【Run:ai KAI-Scheduler Deep Dive】Supplement: Demystifying How the Reservation Pod Discovers GPU Allocation Details

Yesterday, our article, [Nvidia's Open-Sourced KAI-Scheduler vs. HAMi: An Analysis of Technical Paths to GPU Sharing and a Look at Future Synergy](https://dynamia.ai/en/blog/KAI-Scheduler vs HAMi: Technical Paths to GPU Sharing and Synergy Outlook), took a deep dive into how KAI-Scheduler achieves fractional GPU sharing. We're very grateful for all the attention and lively discussion it generated!

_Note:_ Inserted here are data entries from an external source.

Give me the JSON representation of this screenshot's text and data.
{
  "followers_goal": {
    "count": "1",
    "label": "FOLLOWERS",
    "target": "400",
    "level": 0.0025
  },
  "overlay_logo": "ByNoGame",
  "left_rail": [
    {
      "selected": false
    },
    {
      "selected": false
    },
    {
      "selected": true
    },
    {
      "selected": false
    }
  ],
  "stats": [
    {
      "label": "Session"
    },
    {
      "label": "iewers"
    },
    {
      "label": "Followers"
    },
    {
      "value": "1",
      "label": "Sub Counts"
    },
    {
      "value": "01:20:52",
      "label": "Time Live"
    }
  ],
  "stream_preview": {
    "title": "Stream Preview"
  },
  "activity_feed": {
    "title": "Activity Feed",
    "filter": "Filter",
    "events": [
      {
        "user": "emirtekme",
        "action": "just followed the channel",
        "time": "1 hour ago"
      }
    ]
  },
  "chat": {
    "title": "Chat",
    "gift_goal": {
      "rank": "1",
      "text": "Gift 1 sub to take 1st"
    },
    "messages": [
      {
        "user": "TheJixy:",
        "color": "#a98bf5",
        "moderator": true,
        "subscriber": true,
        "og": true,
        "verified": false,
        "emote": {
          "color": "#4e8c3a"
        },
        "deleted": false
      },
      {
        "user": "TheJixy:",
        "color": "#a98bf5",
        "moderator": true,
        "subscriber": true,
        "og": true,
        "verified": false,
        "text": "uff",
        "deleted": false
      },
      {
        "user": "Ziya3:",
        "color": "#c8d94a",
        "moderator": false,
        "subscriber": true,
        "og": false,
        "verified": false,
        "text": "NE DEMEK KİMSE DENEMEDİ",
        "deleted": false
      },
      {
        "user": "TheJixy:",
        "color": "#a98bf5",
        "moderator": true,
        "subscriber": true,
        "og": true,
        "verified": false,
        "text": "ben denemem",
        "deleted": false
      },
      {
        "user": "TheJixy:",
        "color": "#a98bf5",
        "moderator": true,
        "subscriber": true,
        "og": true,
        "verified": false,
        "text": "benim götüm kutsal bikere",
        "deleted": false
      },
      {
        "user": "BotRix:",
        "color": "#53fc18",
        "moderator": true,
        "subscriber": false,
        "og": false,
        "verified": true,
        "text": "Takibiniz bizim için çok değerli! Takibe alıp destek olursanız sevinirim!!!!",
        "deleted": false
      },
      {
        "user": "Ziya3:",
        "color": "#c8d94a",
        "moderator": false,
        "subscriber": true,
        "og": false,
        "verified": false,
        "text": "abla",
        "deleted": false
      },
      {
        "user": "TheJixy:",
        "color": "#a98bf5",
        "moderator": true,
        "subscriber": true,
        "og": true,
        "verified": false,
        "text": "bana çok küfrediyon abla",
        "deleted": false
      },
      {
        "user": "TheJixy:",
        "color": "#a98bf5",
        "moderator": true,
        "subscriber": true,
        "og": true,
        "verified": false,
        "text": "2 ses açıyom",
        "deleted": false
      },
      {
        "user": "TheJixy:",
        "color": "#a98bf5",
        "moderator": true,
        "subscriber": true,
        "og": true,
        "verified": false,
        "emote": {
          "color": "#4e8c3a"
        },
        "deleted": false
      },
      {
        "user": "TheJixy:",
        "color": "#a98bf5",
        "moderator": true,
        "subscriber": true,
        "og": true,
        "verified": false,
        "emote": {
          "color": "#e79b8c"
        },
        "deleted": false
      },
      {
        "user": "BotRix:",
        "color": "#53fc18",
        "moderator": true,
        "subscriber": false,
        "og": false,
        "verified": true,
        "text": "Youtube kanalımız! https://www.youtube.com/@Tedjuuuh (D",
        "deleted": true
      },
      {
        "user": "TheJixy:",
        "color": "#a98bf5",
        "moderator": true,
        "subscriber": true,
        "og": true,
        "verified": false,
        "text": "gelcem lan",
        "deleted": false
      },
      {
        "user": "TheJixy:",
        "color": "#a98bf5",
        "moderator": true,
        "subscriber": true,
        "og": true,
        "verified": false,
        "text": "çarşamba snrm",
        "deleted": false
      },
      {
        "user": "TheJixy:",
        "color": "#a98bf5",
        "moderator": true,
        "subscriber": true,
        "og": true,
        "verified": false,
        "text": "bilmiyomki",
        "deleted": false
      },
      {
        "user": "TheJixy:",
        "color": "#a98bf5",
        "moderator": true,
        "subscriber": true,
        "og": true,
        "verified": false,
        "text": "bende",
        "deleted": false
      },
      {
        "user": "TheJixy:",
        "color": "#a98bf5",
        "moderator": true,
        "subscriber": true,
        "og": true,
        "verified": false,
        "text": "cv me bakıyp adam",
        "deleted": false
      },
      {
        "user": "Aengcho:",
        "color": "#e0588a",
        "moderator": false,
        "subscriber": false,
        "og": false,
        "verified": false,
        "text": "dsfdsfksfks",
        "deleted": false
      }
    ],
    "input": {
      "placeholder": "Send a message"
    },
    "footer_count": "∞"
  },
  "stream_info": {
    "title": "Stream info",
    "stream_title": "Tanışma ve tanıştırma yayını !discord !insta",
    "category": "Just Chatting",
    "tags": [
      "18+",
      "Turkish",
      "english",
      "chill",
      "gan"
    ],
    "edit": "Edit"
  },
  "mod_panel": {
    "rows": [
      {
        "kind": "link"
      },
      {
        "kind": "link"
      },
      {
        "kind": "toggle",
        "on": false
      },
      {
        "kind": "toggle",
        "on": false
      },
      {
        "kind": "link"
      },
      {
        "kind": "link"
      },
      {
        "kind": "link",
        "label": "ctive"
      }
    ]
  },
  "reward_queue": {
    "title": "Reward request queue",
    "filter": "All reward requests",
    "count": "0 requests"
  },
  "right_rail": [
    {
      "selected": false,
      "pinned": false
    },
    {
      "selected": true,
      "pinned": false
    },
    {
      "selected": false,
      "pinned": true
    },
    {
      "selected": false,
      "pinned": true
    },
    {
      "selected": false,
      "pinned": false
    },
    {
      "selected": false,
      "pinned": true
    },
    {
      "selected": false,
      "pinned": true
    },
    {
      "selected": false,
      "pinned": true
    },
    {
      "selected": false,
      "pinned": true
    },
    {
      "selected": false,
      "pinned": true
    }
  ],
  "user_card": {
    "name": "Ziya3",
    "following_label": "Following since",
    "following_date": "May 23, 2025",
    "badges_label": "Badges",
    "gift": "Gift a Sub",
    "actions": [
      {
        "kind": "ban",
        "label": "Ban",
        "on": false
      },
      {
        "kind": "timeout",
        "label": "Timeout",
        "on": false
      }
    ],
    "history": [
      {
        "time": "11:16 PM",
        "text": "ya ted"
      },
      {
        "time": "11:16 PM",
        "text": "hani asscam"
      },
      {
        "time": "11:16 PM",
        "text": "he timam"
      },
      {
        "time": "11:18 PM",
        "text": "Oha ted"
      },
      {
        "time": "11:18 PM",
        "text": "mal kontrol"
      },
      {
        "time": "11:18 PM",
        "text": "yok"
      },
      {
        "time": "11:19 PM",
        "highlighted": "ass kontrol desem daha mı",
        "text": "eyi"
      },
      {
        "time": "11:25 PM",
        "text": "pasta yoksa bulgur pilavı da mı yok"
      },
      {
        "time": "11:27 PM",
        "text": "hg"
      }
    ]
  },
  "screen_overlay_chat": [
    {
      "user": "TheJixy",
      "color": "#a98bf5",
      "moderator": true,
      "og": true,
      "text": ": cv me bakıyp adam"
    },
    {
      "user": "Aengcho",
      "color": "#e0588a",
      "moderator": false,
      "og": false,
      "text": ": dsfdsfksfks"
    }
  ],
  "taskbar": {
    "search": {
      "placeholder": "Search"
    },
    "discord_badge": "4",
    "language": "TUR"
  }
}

In particular, a reader pointed out a key technical detail that needed further clarification. Today, we're going to dedicate this post to analyzing that very issue.

Reader Feedback and Technical Clarification

A reader mentioned in the comments:

"The article missed a key technical point. The GPU card allocation is handled by the device plugin, so when the reservation pod is successfully scheduled, it doesn't yet know which card it has been assigned to, making it impossible to update the GpuSharingNodeInfo."

This question hits the nail on the head! However, first, we need to be more precise about who is responsible for GPU resource allocation:

In fact, after a scheduling decision is made, the allocation of GPU device resources involves the collaboration of three key components:

  1. Device Discovery and Resource Reporting (NVIDIA Device Plugin): The NVIDIA Device Plugin is responsible for discovering available physical GPUs on a node and registering these devices with the kubelet (e.g., as nvidia.com/gpu) via the Kubernetes Device Plugin API. It also continuously reports the health status of the devices and, when the kubelet requests a resource allocation, returns the necessary mount information and environment variables for the container to run.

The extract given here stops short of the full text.